Case 1. A) Left internal carotid angiogram showing a giant aneurysm in the cavernous portion. B) Diffusion MRI showing multiple infarctions in the left parietal lobe after ICA ligation with coils.
Figure 2.
Case 2. A) Right internal carotid angiogram showing a giant aneurysm in the cavernous portion. B) After ICA trapping with a coil, the angiogram showed complete disappearance of the aneurysm. The distal (small arrow) and proximal (large arrow) sites of the aneurysmal orifice were completely obstructed with detachable coils. An aneurysmal clip was applied to the contralateral aneurysm arising from left IC-PC.
Discussion
In patients with giant ICA aneurysms, neurosurgical approaches are often unsuitable and the majority of reported cases were managed by carotid ligation procedures 4,5. Ligation of the ICA has been used to treat intracranial carotid artery aneurysms with morbidity and mortality rates varying between 10 and 20% 6. Endovascular detachable balloon therapy4,7,8 involves proximal occlusion, trapping, or direct obliteration of the aneurysm. However, among patients treated by direct obliteration of the aneurysm, there was a low incidence of ICA preservation. Therefore, when balloon occlusion is used, proximal occlusion appears to be most acceptable. Most of the intracavernous aneurysms treated by proximal balloon occlusion thrombose and the symptoms of cranial nerve dysfunction resolve slowly over several months. However, in some patients there was retrograde flow to the aneurysm from the ophthalmic artery after ICA ligation. In these cases, proximal occlusion may not result in complete thrombosis of the aneurysm and there is a risk of microemboli from the intra-aneurysmal thrombus to the distal ICA. According to Berenstein et Al9, balloon trapping procedures carry a decreased incidence of thromboembolic complications compared with proximal balloon ligation. Detachable balloons are sometimes difficult to position, primarily because a satisfactory detachment mechanism has not been devised yet. Therefore, it remains very difficult to occlude the ICA on either side of the aneurysmal orifice using detachable balloons.
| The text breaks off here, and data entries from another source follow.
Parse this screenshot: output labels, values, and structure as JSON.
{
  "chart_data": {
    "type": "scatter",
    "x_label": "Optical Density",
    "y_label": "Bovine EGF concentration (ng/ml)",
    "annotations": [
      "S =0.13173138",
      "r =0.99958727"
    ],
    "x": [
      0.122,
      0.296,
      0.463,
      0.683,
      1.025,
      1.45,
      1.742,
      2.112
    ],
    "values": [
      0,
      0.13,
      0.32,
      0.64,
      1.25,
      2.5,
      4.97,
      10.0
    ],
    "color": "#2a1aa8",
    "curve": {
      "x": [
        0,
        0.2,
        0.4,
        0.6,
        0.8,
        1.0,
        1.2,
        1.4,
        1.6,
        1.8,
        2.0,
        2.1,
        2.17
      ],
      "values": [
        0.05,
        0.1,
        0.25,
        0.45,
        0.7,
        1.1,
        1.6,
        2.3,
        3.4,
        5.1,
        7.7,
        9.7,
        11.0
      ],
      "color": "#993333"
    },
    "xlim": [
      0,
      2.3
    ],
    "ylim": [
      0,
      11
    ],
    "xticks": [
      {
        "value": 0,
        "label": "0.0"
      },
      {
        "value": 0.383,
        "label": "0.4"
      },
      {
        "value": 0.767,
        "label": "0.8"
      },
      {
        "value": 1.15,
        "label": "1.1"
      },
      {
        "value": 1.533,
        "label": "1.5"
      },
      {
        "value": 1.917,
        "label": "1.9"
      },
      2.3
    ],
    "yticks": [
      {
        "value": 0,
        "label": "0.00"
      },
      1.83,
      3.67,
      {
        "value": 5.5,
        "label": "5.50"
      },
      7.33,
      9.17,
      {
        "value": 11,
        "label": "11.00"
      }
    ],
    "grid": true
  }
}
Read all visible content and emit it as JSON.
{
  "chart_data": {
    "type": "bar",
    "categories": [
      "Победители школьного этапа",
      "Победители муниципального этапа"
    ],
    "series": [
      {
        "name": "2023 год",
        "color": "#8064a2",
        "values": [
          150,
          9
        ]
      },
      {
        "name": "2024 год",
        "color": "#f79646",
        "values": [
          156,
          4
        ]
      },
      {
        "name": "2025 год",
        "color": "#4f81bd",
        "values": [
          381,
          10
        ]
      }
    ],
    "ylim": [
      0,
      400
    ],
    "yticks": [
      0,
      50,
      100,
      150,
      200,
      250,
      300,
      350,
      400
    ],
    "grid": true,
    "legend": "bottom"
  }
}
Detachable coils 10,11 are therefore superior because their precise detachment is possible. For correct placement of the first coil, it is important to know the precise distance between the ophthalmic artery and the distal site of the aneurysmal orifice. Therefore, we obtained angiograms using a microcatheter during the occlusion test (figure 3). If the distance between the ophthalmic artery and the distal site of the aneurysmal orifice is not sufficient to allow placement of the first coil, retrograde flow to the aneurysm may continue via the ophthalmic artery. In such cases, we avoid proximal occlusion only, because embolic episodes tend to persist after ICA occlusion. Then we will try embolization involving origin of the ophthalmic artery if its artery was filled with collateral flow from the external carotid artery. Ezura et Al emphasized that combined parent artery and ophthalmic artery occlusion is an effective treatment for a giant aneurysm located between the ophthalmic artery and the posterior communicating artery. They used detachable balloons and coils to reduce the danger of embolic ischemia after ICA occlusion and to ensure complete thrombosis of the giant ICA aneurysm12. We found that detachable coils can be used successfully to occlude both the distal and proximal sites of the aneurysmal orifice of the parent ICA and that retrograde filling completely disappeared after placing a coil just proximal to the ophthalmic artery.
Figure 3.
Superselective angiogram demonstrating the distal site of the aneurysmal orifice (small arrow) and ophthalmic artery (arrow head).
Conclusions
ICA trapping using detachable coils, is an effective treatment modality, particularly in patients with giant symptomatic aneurysms in the cavernous portion of the ICA.